En guerre
de Stéphane Brizé
Sélection officielle
En compétition








« Nous ne nous désolidariserons pas »

Malgré de lourds sacrifices financiers de la part des salariés et un bénéfice record de leur entreprise, la direction de l’usine Perrin Industrie décide la fermeture totale du site. Accord bafoué, promesses non respectées : les 1100 salariés, emmenés par leur porte­parole Laurent Amédéo, refusent cette décision brutale et vont tout tenter pour sauver leur emploi… Trois ans après La Loi du marché, qui valut à Vincent Lindon le prix d’interprétation masculine à Cannes et le César du meilleur acteur, Stéphane Brizé récidive dans un cinéma frontalement social. On pouvait penser qu’il se répéterait en se cramponnant à une thématique qui fait déjà l’objet de nombreux débats socio-économiques et de reportages télévisés, mais aussi de films en tous genres. En guerre s’inscrit ainsi dans la lignée de documentaires comme Roger et moi de Michael Moore ou de fictions de référence telles Ressources humaines de Laurent Cantet ou Violence des échanges en milieu tempéré de Jean-Marc Moutout. Le film de Brizé parvient même à dépasser ces modèles. Loin d’une certaine rhétorique politicienne de gauche (ou d’extrême gauche), il témoigne d’une humanité sincère en faisant de Laurent l’archétype du syndicaliste engagé, intègre et jusqu’au-boutiste, tentant de convaincre les représentants patronaux (mais aussi son propre camp) du bienfondé de son action. Grève, blocage d’usine, occupation de locaux : Laurent et ses camarades ne demandent qu’à faire respecter un accord écrit et à être reçus par les véritables responsables d’une décision qu’ils estiment injuste. Le directeur général du groupe déclare ne pas avoir de marge de manœuvre face à la maison-mère allemande ? Les travailleurs en grève réclameront de négocier avec le PDG allemand, et demanderont à l’État de faire le nécessaire pour soutenir leur action collective. Loin du pamphlet manichéen, En guerre est d’une richesse d’écriture, permise par le travail effectué en amont par Brizé et son coscénariste Olivier Gorce : ils n’ont pas seulement rencontré des ouvriers et leurs représentants syndicaux mais aussi des cadres, des DRH, des juristes, des chefs d’entreprise, de façon à ne pas mettre en opposition des propos dogmatiques et réducteurs, même s’ils ont évacué nombre d’aspects techniques qui auraient alourdi le matériau.

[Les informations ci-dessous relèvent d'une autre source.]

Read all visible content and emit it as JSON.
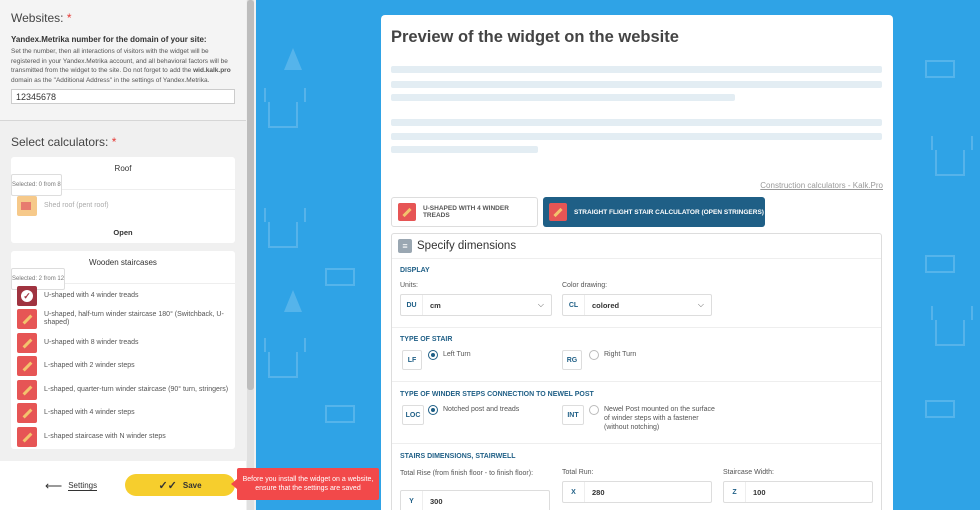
{
  "settings": {
    "websites_label": "Websites:",
    "required_mark": "*",
    "metrika_label": "Yandex.Metrika number for the domain of your site:",
    "metrika_desc_1": "Set the number, then all interactions of visitors with the widget will be registered in your Yandex.Metrika account, and all behavioral factors will be transmitted from the widget to the site. Do not forget to add the ",
    "metrika_desc_strong": "wid.kalk.pro",
    "metrika_desc_2": " domain as the \"Additional Address\" in the settings of Yandex.Metrika.",
    "metrika_value": "12345678",
    "select_calculators_label": "Select calculators:"
  },
  "calc_groups": {
    "roof": {
      "name": "Roof",
      "selected": "Selected: 0 from 8",
      "items": [
        "Shed roof (pent roof)"
      ],
      "open_label": "Open"
    },
    "stairs": {
      "name": "Wooden staircases",
      "selected": "Selected: 2 from 12",
      "items": [
        "U-shaped with 4 winder treads",
        "U-shaped, half-turn winder staircase 180° (Switchback, U-shaped)",
        "U-shaped with 8 winder treads",
        "L-shaped with 2 winder steps",
        "L-shaped, quarter-turn winder staircase (90° turn, stringers)",
        "L-shaped with 4 winder steps",
        "L-shaped staircase with N winder steps"
      ]
    }
  },
  "bottom": {
    "back_label": "Settings",
    "save_label": "Save",
    "toast": "Before you install the widget on a website, ensure that the settings are saved"
  },
  "preview": {
    "title": "Preview of the widget on the website",
    "brand_link": "Construction calculators - Kalk.Pro",
    "tabs": [
      "U-SHAPED WITH 4 WINDER TREADS",
      "STRAIGHT FLIGHT STAIR CALCULATOR (OPEN STRINGERS)"
    ],
    "form_title": "Specify dimensions",
    "display": {
      "section": "DISPLAY",
      "units_label": "Units:",
      "units_code": "DU",
      "units_value": "cm",
      "color_label": "Color drawing:",
      "color_code": "CL",
      "color_value": "colored"
    },
    "stair_type": {
      "section": "TYPE OF STAIR",
      "left_code": "LF",
      "left_label": "Left Turn",
      "right_code": "RG",
      "right_label": "Right Turn"
    },
    "winder": {
      "section": "TYPE OF WINDER STEPS CONNECTION TO NEWEL POST",
      "loc_code": "LOC",
      "loc_label": "Notched post and treads",
      "int_code": "INT",
      "int_label": "Newel Post mounted on the surface of winder steps with a fastener (without notching)"
    },
    "dims": {
      "section": "STAIRS DIMENSIONS, STAIRWELL",
      "rise_label": "Total Rise (from finish floor - to finish floor):",
      "rise_code": "Y",
      "rise_value": "300",
      "run_label": "Total Run:",
      "run_code": "X",
      "run_value": "280",
      "width_label": "Staircase Width:",
      "width_code": "Z",
      "width_value": "100"
    }
  },
  "colors": {
    "background": "#2fa3e6",
    "accent": "#1f5f86",
    "save": "#f6ce2d",
    "toast": "#f2494a",
    "required": "#e53935"
  }
}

Des points de vue solidement argumentés sont ainsi mis en exergue, ce qui n’empêche pas les auteurs de prendre clairement le parti du groupe de salariés dont le plan de licenciement signifie la mort sociale. Stéphane Brizé a ainsi déclaré dans le dossier de presse : « C’était un des enjeux fondamentaux du projet : montrer les mécanismes d’un système sans caricaturer les propos des différents protagonistes. Il y a un système économique qui est servi par des hommes et des femmes qui n’ont simplement pas les mêmes intérêts que ceux des salariés. Mais ce qui se dégage clairement de tout ce que nous avons vu, compris et analysé, c’est que les forces en présence ne sont pas équilibrées ». Loin du discours réducteur de certains médias, Brizé arrive à cerner les tenants et les aboutissants d’une situation conflictuelle. Et quand la violence éclate, le réalisateur et son coscénariste sont sans équivoque : elle est inacceptable mais comment en est-on arrivé là ? Outre le fait d’être un document passionnant sur les rapports de classe mais aussi la pluralité des mouvements syndicaux (Laurent voit d’un mauvais œil ceux qui ont baissé les bras et négocient le montant de la prime de départ), En guerre frappe aussi par sa mise en scène, refusant de céder au pathos et de réduire le film à son sujet, contrairement à la démarche d’une Eva Husson dans le calamiteux Les Filles du soleil : un tournage avec une, deux voire trois caméras a permis de scruter les nombreuses discussions de groupe, en respectant l’équilibre précaire entre précision du texte et illusion que ce que nous entendons est en train de se créer dans l’instant. Une musique percutante mais rare (signée Bernard Blessing) et une absence de moments digressifs (à l’exception de deux virées dans un pub et de brèves scènes de famille) permettent de se concentrer sur l’essentiel et de capter l’attention du spectateur jusqu’au dénouement poignant. Vincent Lindon est à nouveau époustouflant sans faire de l’ombre à ses partenaires, dont beaucoup sont des non-professionnels. Un film coup de poing dont on ne ressort pas indemne.

Gérard Crespo



 

 


1h52 - France - Scénario : Stéphane BRIZÉ, Olivier GORCE - Interprétation : Vincent LINDON, Mélanie ROVER, Jacques BORDERIE, David REY, Olivier LEMAIRE.